Before our daughter came along, I naively thought I had 100% naming rights, particularly for a girl. Because my mother didn't teach me otherwise. Obviously! So much so, that in college I got a tattoo and justified it as for my future daughter if I had one. And because my future husband, whom I hadn't met yet, would LOVE the name! Again Obviously! I have no regrets, but I have a tattoo of a daisy and no daughter or even dog to date to call Daisy Sunshine. My daughter is aware that I wanted to name her that, and I sometimes call her Daisy Sunshine, which she emphatically says "NO! that's not my name!" It will always be your name in a parallel yet alternative dimension or universe where your father agrees with my tattoo.
Naming a child is such an awesome responsibility. You can set them up for years of teasing with the wrong name or the wrong set of initials. You could potentially set them up for prejudgment on an resume that might cause them to get weeded out from getting an interview. You could inadvertently rub salt in a friend's fresh wounds by choosing a name they had chosen for their baby that didn't survive. A word of advice for you young, immature, awkward types. Even if they didn't offer the information, don't ever be afraid to ask your friend if they'd picked out a name after they suffer such loss. It might better show you care, than delicately tiptoeing awkwardly around their pain and grief.
Before we had confirmation we were having a girl, we started talking names, and it was then that my husband established unlimited veto power that either of us could exercise for any name for any reason. We came up with two lists, one for boys and one for girls, simply because it's kind of fun to talk names. You learn more about your spouse in these conversations too. I'm pretty sure we settled on Colby Jack for a boy, however, I know my husband would tell you he vetoed the Jack part of the name because our son could not be named that intentionally for cheese. However since we didn't have a boy, I can maintain whatever story I want, and I'm sticking to it!
When we got the news we were having a girl, the conversation blew up. We went through so many names followed by an interrogation whenever either one of us would exercise a veto. However neither of us were ever satisfied with each others explanations. But a veto is a veto, and you either respect the rules or create unnecessary chaos before even bringing a child into the world. And let me tell you, I kept trying to put Daisy back on the table over and over, and he never waivered. I still don't understand it to this day, but you don't have to understand a veto. To be clear there was no disagreement over passing along my middle name to her. He was on board with that from the beginning.
We narrowed it down to our top two names and didn't make a decision until we checked into the hospital and they wrote her name on the board. While we liked both names, we thought one was more classic than our second choice and there was no further discussion. We both knew by then which one we wanted. Now if I'd had the privilege of hindsight, and bothered to be a good friend, her name would be Piper Sunshine. Which let's be honest, is almost as cute as Daisy Sunshine, but not quite.
The only other discussion we had to settle on was the spelling of her name since there so many ways to spell her name. I let my husband's logic win out because in the end it was the pronunciation I cared about. His rational was that Madelyn was the simplest and most obvious way to spell her name. Well the joke is on him, because people still spell it Madeleine, Madelynn, Madeline first. Even after I spell it correctly, many people will still misspell it back to me. So that will never end and it is what it is. That makes them awkward not me.
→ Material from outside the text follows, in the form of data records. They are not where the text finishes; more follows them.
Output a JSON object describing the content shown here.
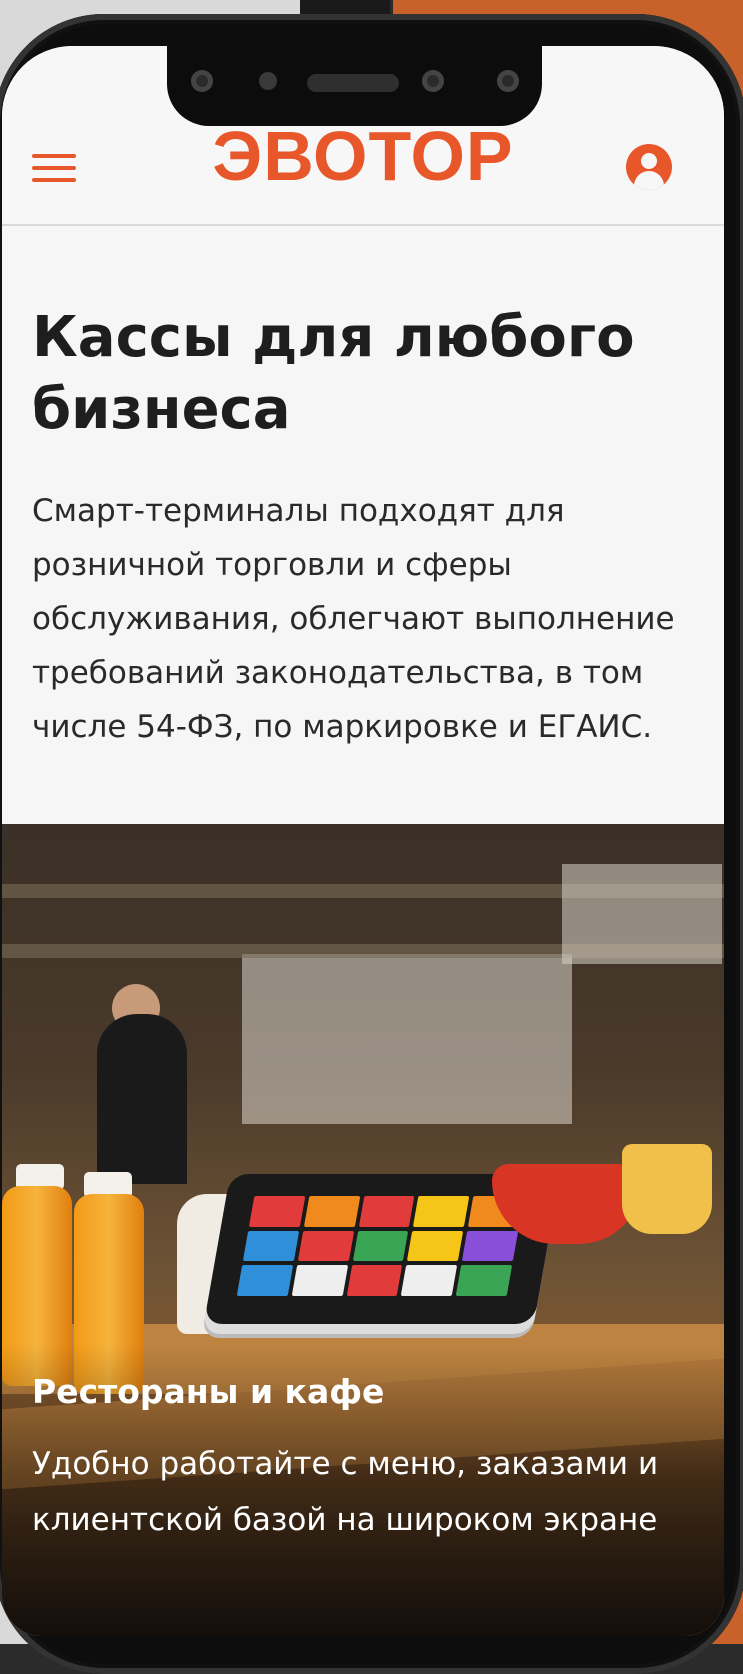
{
  "header": {
    "logo": "ЭВОТОР",
    "menu_icon": "hamburger-menu-icon",
    "user_icon": "user-account-icon"
  },
  "hero": {
    "title": "Кассы для любого бизнеса",
    "description": "Смарт-терминалы подходят для розничной торговли и сферы обслуживания, облегчают выполнение требований законодательства, в том числе 54-ФЗ, по маркировке и ЕГАИС."
  },
  "card": {
    "title": "Рестораны и кафе",
    "description": "Удобно работайте с меню, заказами и клиентской базой на широком экране"
  },
  "colors": {
    "accent": "#e8572a",
    "background": "#f6f6f6",
    "text": "#1e1e1e"
  }
}
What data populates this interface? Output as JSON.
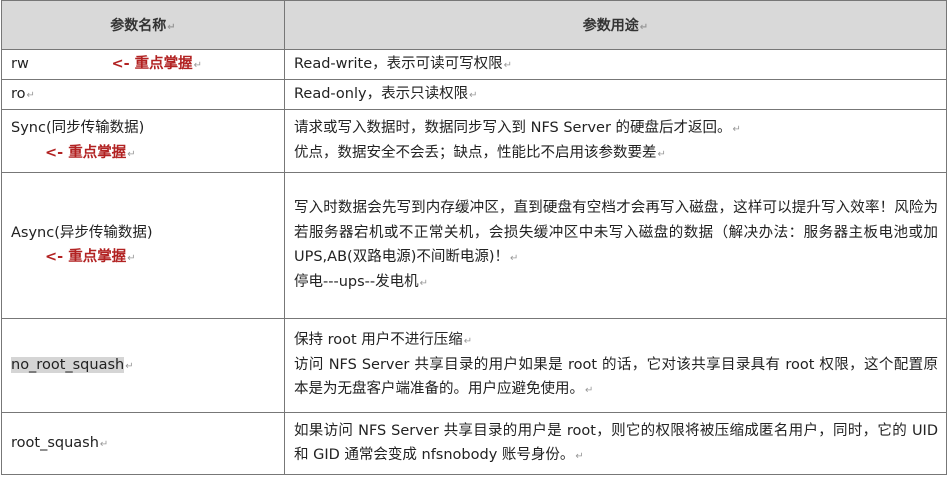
{
  "header": {
    "col1": "参数名称",
    "col2": "参数用途"
  },
  "rows": [
    {
      "name": "rw",
      "note": "<- 重点掌握",
      "desc": [
        "Read-write，表示可读可写权限"
      ]
    },
    {
      "name": "ro",
      "desc": [
        "Read-only，表示只读权限"
      ]
    },
    {
      "name": "Sync(同步传输数据)",
      "note": "<- 重点掌握",
      "desc": [
        "请求或写入数据时，数据同步写入到 NFS Server 的硬盘后才返回。",
        "优点，数据安全不会丢；缺点，性能比不启用该参数要差"
      ]
    },
    {
      "name": "Async(异步传输数据)",
      "note": "<- 重点掌握",
      "desc": [
        "写入时数据会先写到内存缓冲区，直到硬盘有空档才会再写入磁盘，这样可以提升写入效率！风险为若服务器宕机或不正常关机，会损失缓冲区中未写入磁盘的数据（解决办法：服务器主板电池或加 UPS,AB(双路电源)不间断电源)！",
        "停电---ups--发电机"
      ]
    },
    {
      "name": "no_root_squash",
      "desc": [
        "保持 root 用户不进行压缩",
        "访问 NFS Server 共享目录的用户如果是 root 的话，它对该共享目录具有 root 权限，这个配置原本是为无盘客户端准备的。用户应避免使用。"
      ]
    },
    {
      "name": "root_squash",
      "desc": [
        "如果访问 NFS Server 共享目录的用户是 root，则它的权限将被压缩成匿名用户，同时，它的 UID 和 GID 通常会变成 nfsnobody 账号身份。"
      ]
    }
  ]
}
All that to say it generally takes two to pick a name. And it should never take more than two. Just make sure to check the initials to avoid initials like FAT, MFR, BUT, PIS and others. And make sure the full name isn't something like Ima Hogg or Richard Head. The internet is full of information, you can always test it there to see what comes up to save your child from being the butt of jokes through out school, and good laughs in Human Resource offices through out adulthood.